There’s a whole online world of trying-to-conceive message boards and secondary (tertiary?) infertility boards where people talk about this stuff, but because I never had any trouble the first two times I’m mostly unfamiliar with them. To be totally honest, until I started talking privately with some of my friends about how I’m struggling, I had no idea how much planning COULD even go into getting pregnant. Ovulation sticks and fertility apps and trying disgusting information involving mucus became things I Googled on a regular basis. The biggest surprise was how many people casually mentioned “Oh yeah, I used those OPK sticks to have my daughter”. I think a lot of people err on the side of privacy when it comes to their baby-making-attempts (because, yeah, no one wants to know ALL THAT and no one owes the internet their medical history) but it gives the impression if it takes more than 5 minutes you’re sort of a weirdo. A “Surprise! Pregnant!”-baby (which I am totally guilty of) is more blogable than endless “Not pregnant! Again!” posts, so someonr announcing it when it happens means you don’t really know what people have gone through. I’m a tiny bit concerned that the IUD I had after Caroline was born caused some sort of terrifying, permanent problem (Dr. Google totally agrees) but before we’ve been trying a year no real medical professionals (Dr. Google obviously got his degree online) want to talk to us.

I realize 9 months isn’t that long to be trying, but when your friends who said “Yes! We’re trying too!” back in November are actually giving birth to their babies it feels like forever. I also realize I have two beautiful children so complaining about not having a baby is going to sound selfish and disgusting to some people. But two was never our plan and close together is so much fun, I liked the idea of adding more sooner rather than later. I guess that “Man plans, God laughs” adage is pretty apt, although I if anyone embroiders that on a pillow for me I’ll punch them in the face.

So instead of thinking about my sad, empty uterus constantly I’ve been cleaning. CLEAN ALL THE THINGS. It’s part super-premature nesting, part feng shui and part at-least-this-is-a-problem-I-CAN-solve, but it’s helping. Sort of.

dining room-2

Yes, it’s definitely helping. Just looking at that room and knowing all the birthday decorations (from APRIL, good God woman, you’re so lazy) are put away makes me feel better.

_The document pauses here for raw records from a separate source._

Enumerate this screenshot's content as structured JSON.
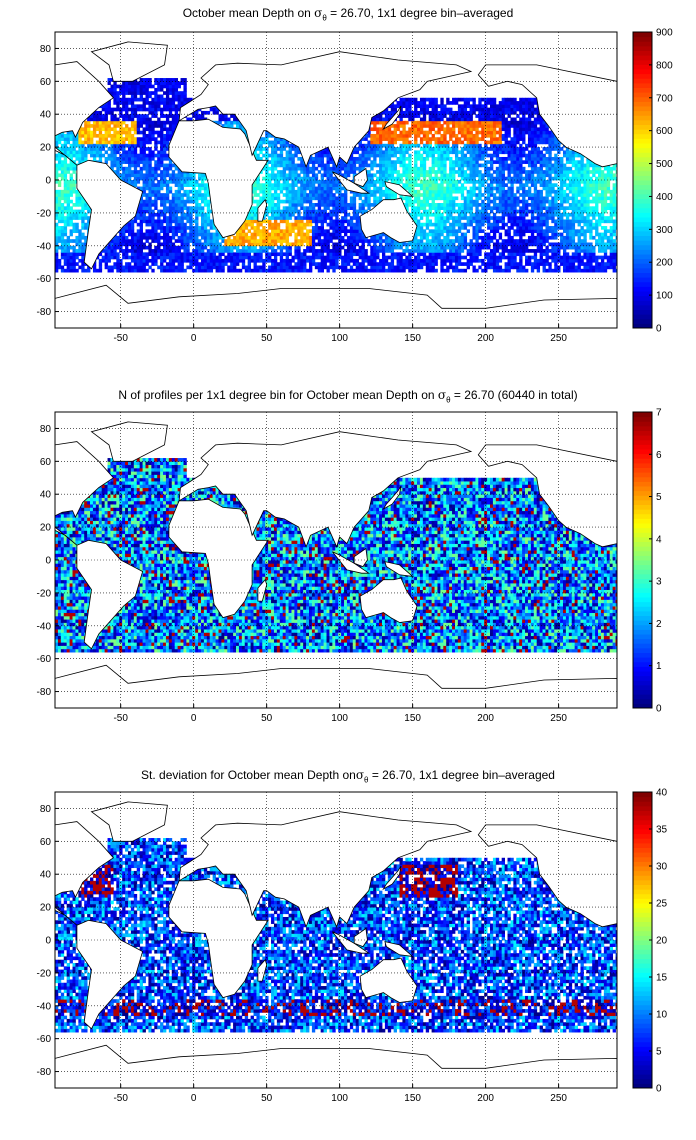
{
  "panels": [
    {
      "id": "mean-depth",
      "title_before": "October mean Depth on ",
      "title_sigma": "σ",
      "title_sub": "θ",
      "title_after": " = 26.70, 1x1 degree bin–averaged",
      "colorbar_ticks": [
        "0",
        "100",
        "200",
        "300",
        "400",
        "500",
        "600",
        "700",
        "800",
        "900"
      ]
    },
    {
      "id": "profile-count",
      "title_before": "N of profiles per 1x1 degree bin for October mean Depth on ",
      "title_sigma": "σ",
      "title_sub": "θ",
      "title_after": " = 26.70 (60440 in total)",
      "colorbar_ticks": [
        "0",
        "1",
        "2",
        "3",
        "4",
        "5",
        "6",
        "7"
      ]
    },
    {
      "id": "std-deviation",
      "title_before": "St. deviation for October mean Depth on",
      "title_sigma": "σ",
      "title_sub": "θ",
      "title_after": " = 26.70, 1x1 degree bin–averaged",
      "colorbar_ticks": [
        "0",
        "5",
        "10",
        "15",
        "20",
        "25",
        "30",
        "35",
        "40"
      ]
    }
  ],
  "axes": {
    "x_ticks": [
      "-50",
      "0",
      "50",
      "100",
      "150",
      "200",
      "250"
    ],
    "y_ticks": [
      "80",
      "60",
      "40",
      "20",
      "0",
      "-20",
      "-40",
      "-60",
      "-80"
    ]
  },
  "colormap": "jet"
}
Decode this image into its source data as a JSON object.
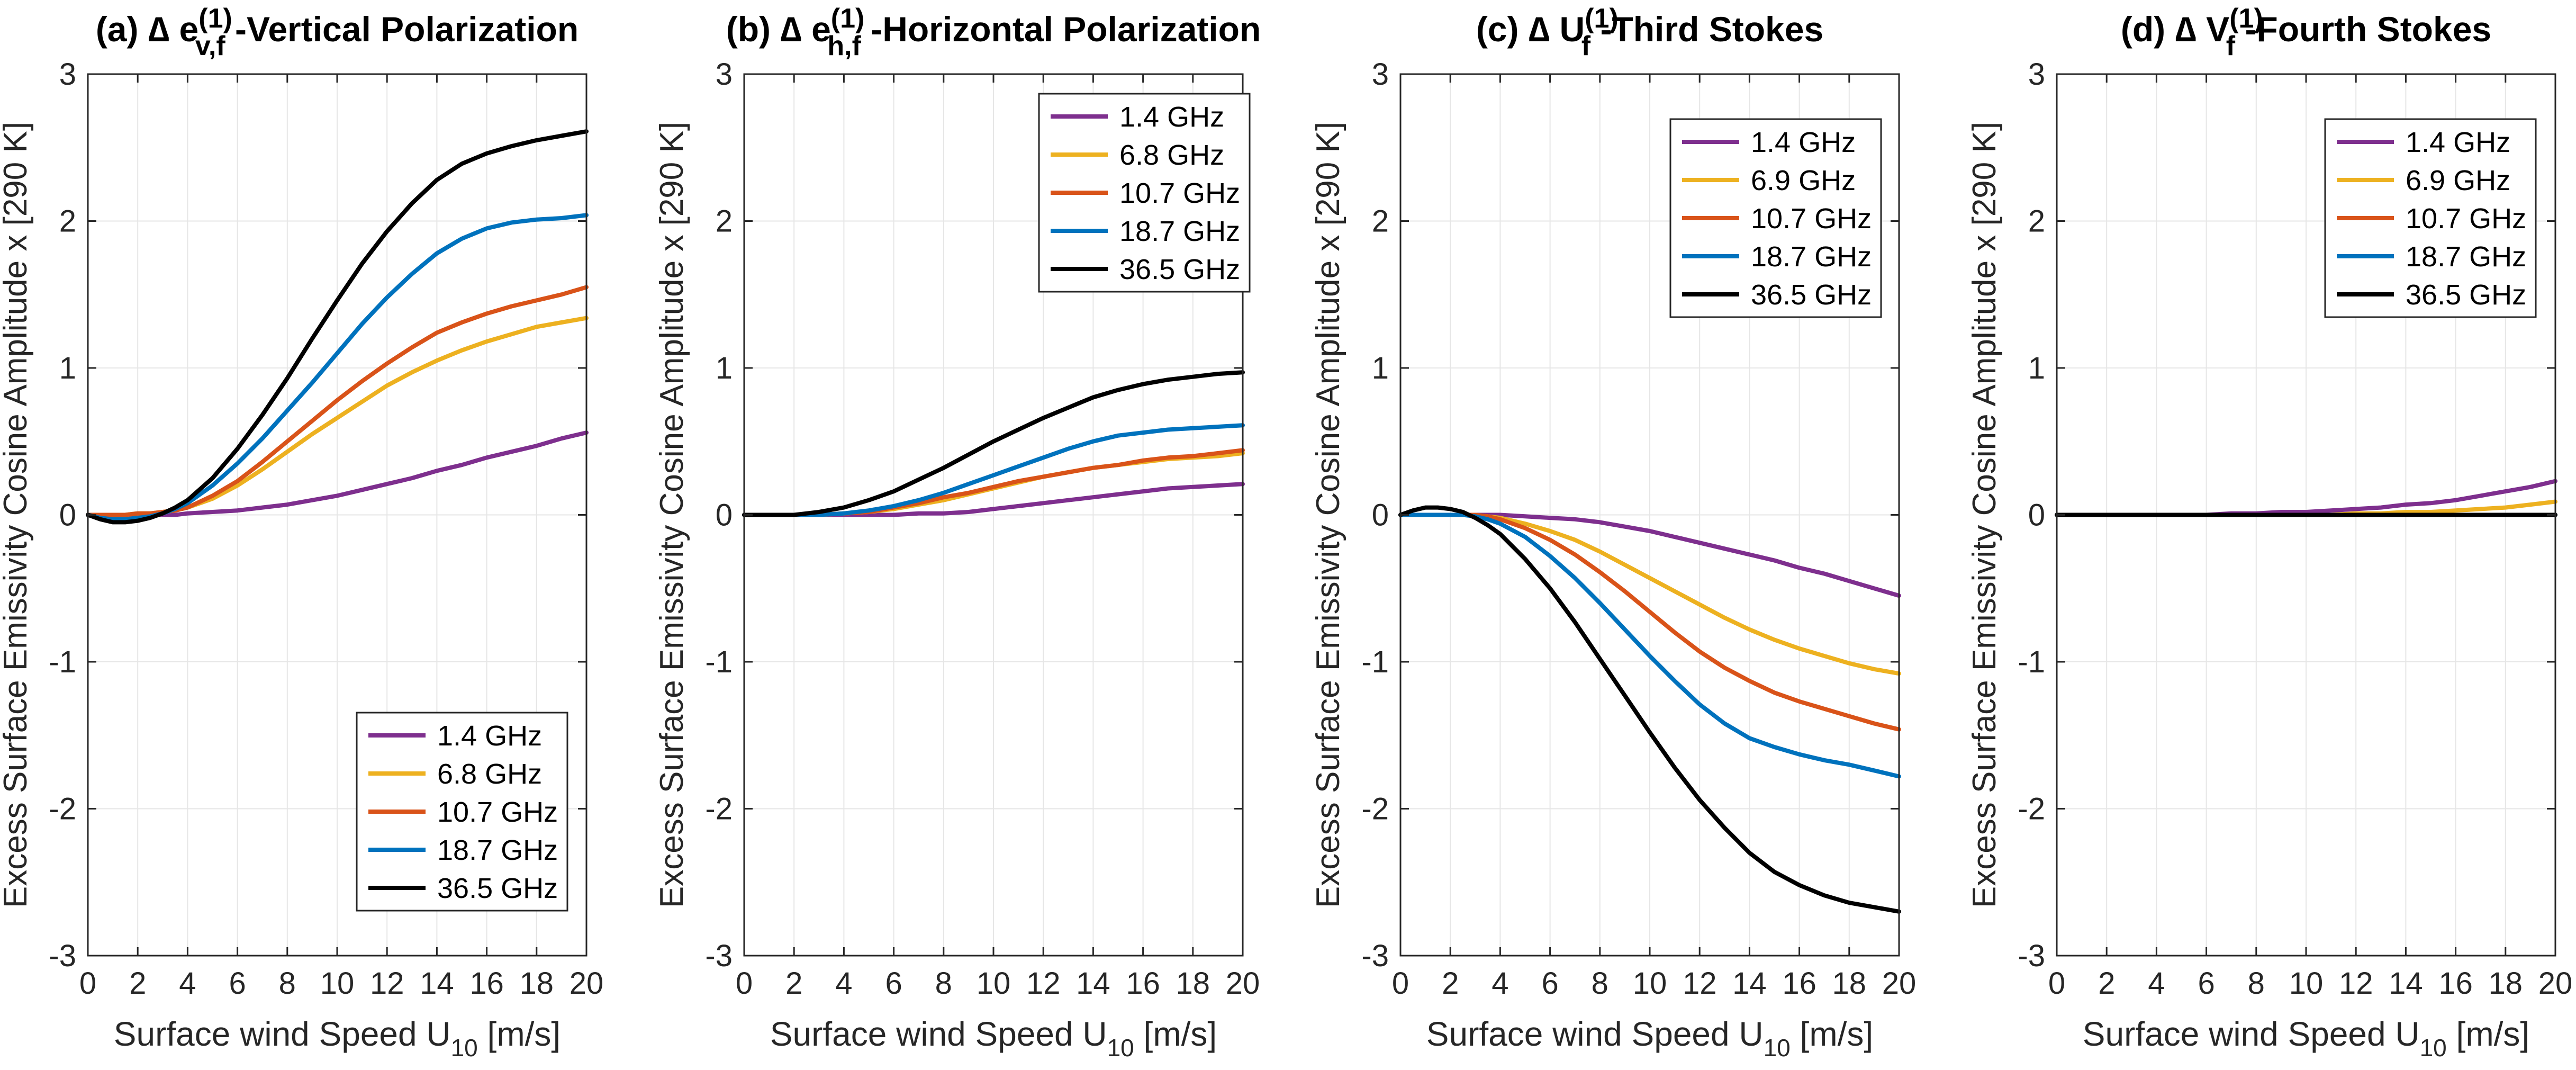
{
  "figure": {
    "colors": {
      "purple": "#7E2F8E",
      "yellow": "#EDB120",
      "orange": "#D95319",
      "blue": "#0072BD",
      "black": "#000000",
      "grid": "#E6E6E6",
      "axis": "#262626"
    }
  },
  "chart_data": [
    {
      "type": "line",
      "title": {
        "prefix": "(a) ∆ e",
        "sub": "v,f",
        "sup": "(1)",
        "suffix": " -Vertical Polarization"
      },
      "xlabel": {
        "main": "Surface wind Speed U",
        "sub": "10",
        "unit": " [m/s]"
      },
      "ylabel": "Excess Surface Emissivity Cosine Amplitude x [290 K]",
      "xlim": [
        0,
        20
      ],
      "ylim": [
        -3,
        3
      ],
      "xticks": [
        "0",
        "2",
        "4",
        "6",
        "8",
        "10",
        "12",
        "14",
        "16",
        "18",
        "20"
      ],
      "yticks": [
        "-3",
        "-2",
        "-1",
        "0",
        "1",
        "2",
        "3"
      ],
      "grid": true,
      "legend_position": "bottom-right",
      "x": [
        0,
        0.5,
        1,
        1.5,
        2,
        2.5,
        3,
        3.5,
        4,
        5,
        6,
        7,
        8,
        9,
        10,
        11,
        12,
        13,
        14,
        15,
        16,
        17,
        18,
        19,
        20
      ],
      "series": [
        {
          "name": "1.4 GHz",
          "color": "purple",
          "values": [
            0,
            0,
            0,
            0,
            0,
            0,
            0,
            0,
            0.01,
            0.02,
            0.03,
            0.05,
            0.07,
            0.1,
            0.13,
            0.17,
            0.21,
            0.25,
            0.3,
            0.34,
            0.39,
            0.43,
            0.47,
            0.52,
            0.56
          ]
        },
        {
          "name": "6.8 GHz",
          "color": "yellow",
          "values": [
            0,
            0,
            0,
            0,
            0.01,
            0.01,
            0.02,
            0.03,
            0.05,
            0.11,
            0.2,
            0.31,
            0.43,
            0.55,
            0.66,
            0.77,
            0.88,
            0.97,
            1.05,
            1.12,
            1.18,
            1.23,
            1.28,
            1.31,
            1.34
          ]
        },
        {
          "name": "10.7 GHz",
          "color": "orange",
          "values": [
            0,
            0,
            0,
            0,
            0.01,
            0.01,
            0.02,
            0.03,
            0.05,
            0.13,
            0.23,
            0.36,
            0.5,
            0.64,
            0.78,
            0.91,
            1.03,
            1.14,
            1.24,
            1.31,
            1.37,
            1.42,
            1.46,
            1.5,
            1.55
          ]
        },
        {
          "name": "18.7 GHz",
          "color": "blue",
          "values": [
            0,
            -0.02,
            -0.03,
            -0.03,
            -0.02,
            -0.01,
            0.01,
            0.04,
            0.08,
            0.2,
            0.35,
            0.52,
            0.71,
            0.9,
            1.1,
            1.3,
            1.48,
            1.64,
            1.78,
            1.88,
            1.95,
            1.99,
            2.01,
            2.02,
            2.04
          ]
        },
        {
          "name": "36.5 GHz",
          "color": "black",
          "values": [
            0,
            -0.03,
            -0.05,
            -0.05,
            -0.04,
            -0.02,
            0.01,
            0.05,
            0.1,
            0.25,
            0.45,
            0.68,
            0.93,
            1.2,
            1.46,
            1.71,
            1.93,
            2.12,
            2.28,
            2.39,
            2.46,
            2.51,
            2.55,
            2.58,
            2.61
          ]
        }
      ]
    },
    {
      "type": "line",
      "title": {
        "prefix": "(b) ∆ e",
        "sub": "h,f",
        "sup": "(1)",
        "suffix": " -Horizontal Polarization"
      },
      "xlabel": {
        "main": "Surface wind Speed U",
        "sub": "10",
        "unit": " [m/s]"
      },
      "ylabel": "Excess Surface Emissivity Cosine Amplitude x [290 K]",
      "xlim": [
        0,
        20
      ],
      "ylim": [
        -3,
        3
      ],
      "xticks": [
        "0",
        "2",
        "4",
        "6",
        "8",
        "10",
        "12",
        "14",
        "16",
        "18",
        "20"
      ],
      "yticks": [
        "-3",
        "-2",
        "-1",
        "0",
        "1",
        "2",
        "3"
      ],
      "grid": true,
      "legend_position": "top-right",
      "x": [
        0,
        1,
        2,
        3,
        4,
        5,
        6,
        7,
        8,
        9,
        10,
        11,
        12,
        13,
        14,
        15,
        16,
        17,
        18,
        19,
        20
      ],
      "series": [
        {
          "name": "1.4 GHz",
          "color": "purple",
          "values": [
            0,
            0,
            0,
            0,
            0,
            0,
            0,
            0.01,
            0.01,
            0.02,
            0.04,
            0.06,
            0.08,
            0.1,
            0.12,
            0.14,
            0.16,
            0.18,
            0.19,
            0.2,
            0.21
          ]
        },
        {
          "name": "6.8 GHz",
          "color": "yellow",
          "values": [
            0,
            0,
            0,
            0,
            0.01,
            0.02,
            0.04,
            0.07,
            0.1,
            0.14,
            0.18,
            0.22,
            0.26,
            0.29,
            0.32,
            0.34,
            0.36,
            0.38,
            0.39,
            0.4,
            0.42
          ]
        },
        {
          "name": "10.7 GHz",
          "color": "orange",
          "values": [
            0,
            0,
            0,
            0,
            0.01,
            0.02,
            0.05,
            0.08,
            0.12,
            0.15,
            0.19,
            0.23,
            0.26,
            0.29,
            0.32,
            0.34,
            0.37,
            0.39,
            0.4,
            0.42,
            0.44
          ]
        },
        {
          "name": "18.7 GHz",
          "color": "blue",
          "values": [
            0,
            0,
            0,
            0,
            0.01,
            0.03,
            0.06,
            0.1,
            0.15,
            0.21,
            0.27,
            0.33,
            0.39,
            0.45,
            0.5,
            0.54,
            0.56,
            0.58,
            0.59,
            0.6,
            0.61
          ]
        },
        {
          "name": "36.5 GHz",
          "color": "black",
          "values": [
            0,
            0,
            0,
            0.02,
            0.05,
            0.1,
            0.16,
            0.24,
            0.32,
            0.41,
            0.5,
            0.58,
            0.66,
            0.73,
            0.8,
            0.85,
            0.89,
            0.92,
            0.94,
            0.96,
            0.97
          ]
        }
      ]
    },
    {
      "type": "line",
      "title": {
        "prefix": "(c) ∆ U",
        "sub": "f",
        "sup": "(1)",
        "suffix": " -Third Stokes"
      },
      "xlabel": {
        "main": "Surface wind Speed U",
        "sub": "10",
        "unit": " [m/s]"
      },
      "ylabel": "Excess Surface Emissivity Cosine Amplitude x [290 K]",
      "xlim": [
        0,
        20
      ],
      "ylim": [
        -3,
        3
      ],
      "xticks": [
        "0",
        "2",
        "4",
        "6",
        "8",
        "10",
        "12",
        "14",
        "16",
        "18",
        "20"
      ],
      "yticks": [
        "-3",
        "-2",
        "-1",
        "0",
        "1",
        "2",
        "3"
      ],
      "grid": true,
      "legend_position": "top-right",
      "x": [
        0,
        0.5,
        1,
        1.5,
        2,
        2.5,
        3,
        3.5,
        4,
        5,
        6,
        7,
        8,
        9,
        10,
        11,
        12,
        13,
        14,
        15,
        16,
        17,
        18,
        19,
        20
      ],
      "series": [
        {
          "name": "1.4 GHz",
          "color": "purple",
          "values": [
            0,
            0,
            0,
            0,
            0,
            0,
            0,
            0,
            0,
            -0.01,
            -0.02,
            -0.03,
            -0.05,
            -0.08,
            -0.11,
            -0.15,
            -0.19,
            -0.23,
            -0.27,
            -0.31,
            -0.36,
            -0.4,
            -0.45,
            -0.5,
            -0.55
          ]
        },
        {
          "name": "6.9 GHz",
          "color": "yellow",
          "values": [
            0,
            0,
            0,
            0,
            0,
            0,
            0,
            -0.01,
            -0.02,
            -0.06,
            -0.11,
            -0.17,
            -0.25,
            -0.34,
            -0.43,
            -0.52,
            -0.61,
            -0.7,
            -0.78,
            -0.85,
            -0.91,
            -0.96,
            -1.01,
            -1.05,
            -1.08
          ]
        },
        {
          "name": "10.7 GHz",
          "color": "orange",
          "values": [
            0,
            0,
            0,
            0,
            0,
            0,
            0,
            -0.01,
            -0.03,
            -0.09,
            -0.17,
            -0.27,
            -0.39,
            -0.52,
            -0.66,
            -0.8,
            -0.93,
            -1.04,
            -1.13,
            -1.21,
            -1.27,
            -1.32,
            -1.37,
            -1.42,
            -1.46
          ]
        },
        {
          "name": "18.7 GHz",
          "color": "blue",
          "values": [
            0,
            0,
            0,
            0,
            0,
            0,
            -0.01,
            -0.03,
            -0.06,
            -0.15,
            -0.28,
            -0.43,
            -0.6,
            -0.78,
            -0.96,
            -1.13,
            -1.29,
            -1.42,
            -1.52,
            -1.58,
            -1.63,
            -1.67,
            -1.7,
            -1.74,
            -1.78
          ]
        },
        {
          "name": "36.5 GHz",
          "color": "black",
          "values": [
            0,
            0.03,
            0.05,
            0.05,
            0.04,
            0.02,
            -0.02,
            -0.07,
            -0.13,
            -0.3,
            -0.5,
            -0.73,
            -0.98,
            -1.23,
            -1.48,
            -1.72,
            -1.94,
            -2.13,
            -2.3,
            -2.43,
            -2.52,
            -2.59,
            -2.64,
            -2.67,
            -2.7
          ]
        }
      ]
    },
    {
      "type": "line",
      "title": {
        "prefix": "(d) ∆ V",
        "sub": "f",
        "sup": "(1)",
        "suffix": " -Fourth Stokes"
      },
      "xlabel": {
        "main": "Surface wind Speed U",
        "sub": "10",
        "unit": " [m/s]"
      },
      "ylabel": "Excess Surface Emissivity Cosine Amplitude x [290 K]",
      "xlim": [
        0,
        20
      ],
      "ylim": [
        -3,
        3
      ],
      "xticks": [
        "0",
        "2",
        "4",
        "6",
        "8",
        "10",
        "12",
        "14",
        "16",
        "18",
        "20"
      ],
      "yticks": [
        "-3",
        "-2",
        "-1",
        "0",
        "1",
        "2",
        "3"
      ],
      "grid": true,
      "legend_position": "top-right",
      "x": [
        0,
        1,
        2,
        3,
        4,
        5,
        6,
        7,
        8,
        9,
        10,
        11,
        12,
        13,
        14,
        15,
        16,
        17,
        18,
        19,
        20
      ],
      "series": [
        {
          "name": "1.4 GHz",
          "color": "purple",
          "values": [
            0,
            0,
            0,
            0,
            0,
            0,
            0,
            0.01,
            0.01,
            0.02,
            0.02,
            0.03,
            0.04,
            0.05,
            0.07,
            0.08,
            0.1,
            0.13,
            0.16,
            0.19,
            0.23
          ]
        },
        {
          "name": "6.9 GHz",
          "color": "yellow",
          "values": [
            0,
            0,
            0,
            0,
            0,
            0,
            0,
            0,
            0,
            0,
            0,
            0,
            0.01,
            0.01,
            0.02,
            0.02,
            0.03,
            0.04,
            0.05,
            0.07,
            0.09
          ]
        },
        {
          "name": "10.7 GHz",
          "color": "orange",
          "values": [
            0,
            0,
            0,
            0,
            0,
            0,
            0,
            0,
            0,
            0,
            0,
            0,
            0,
            0,
            0,
            0,
            0,
            0,
            0,
            0,
            0
          ]
        },
        {
          "name": "18.7 GHz",
          "color": "blue",
          "values": [
            0,
            0,
            0,
            0,
            0,
            0,
            0,
            0,
            0,
            0,
            0,
            0,
            0,
            0,
            0,
            0,
            0,
            0,
            0,
            0,
            0
          ]
        },
        {
          "name": "36.5 GHz",
          "color": "black",
          "values": [
            0,
            0,
            0,
            0,
            0,
            0,
            0,
            0,
            0,
            0,
            0,
            0,
            0,
            0,
            0,
            0,
            0,
            0,
            0,
            0,
            0
          ]
        }
      ]
    }
  ]
}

I’ve got the guest room and the kids’ rooms to tackle next, including a couple of terrifying closets I haven’t fully opened in years. I even wrote a garage sale on our calendar and I’ll be running in and out of the house throwing stuff in the yard all day. Maybe space – a space, lots of space, many spaces – will leave room for more good things to come in. It’s better to think about it as space than as emptiness. I’m tired of empty.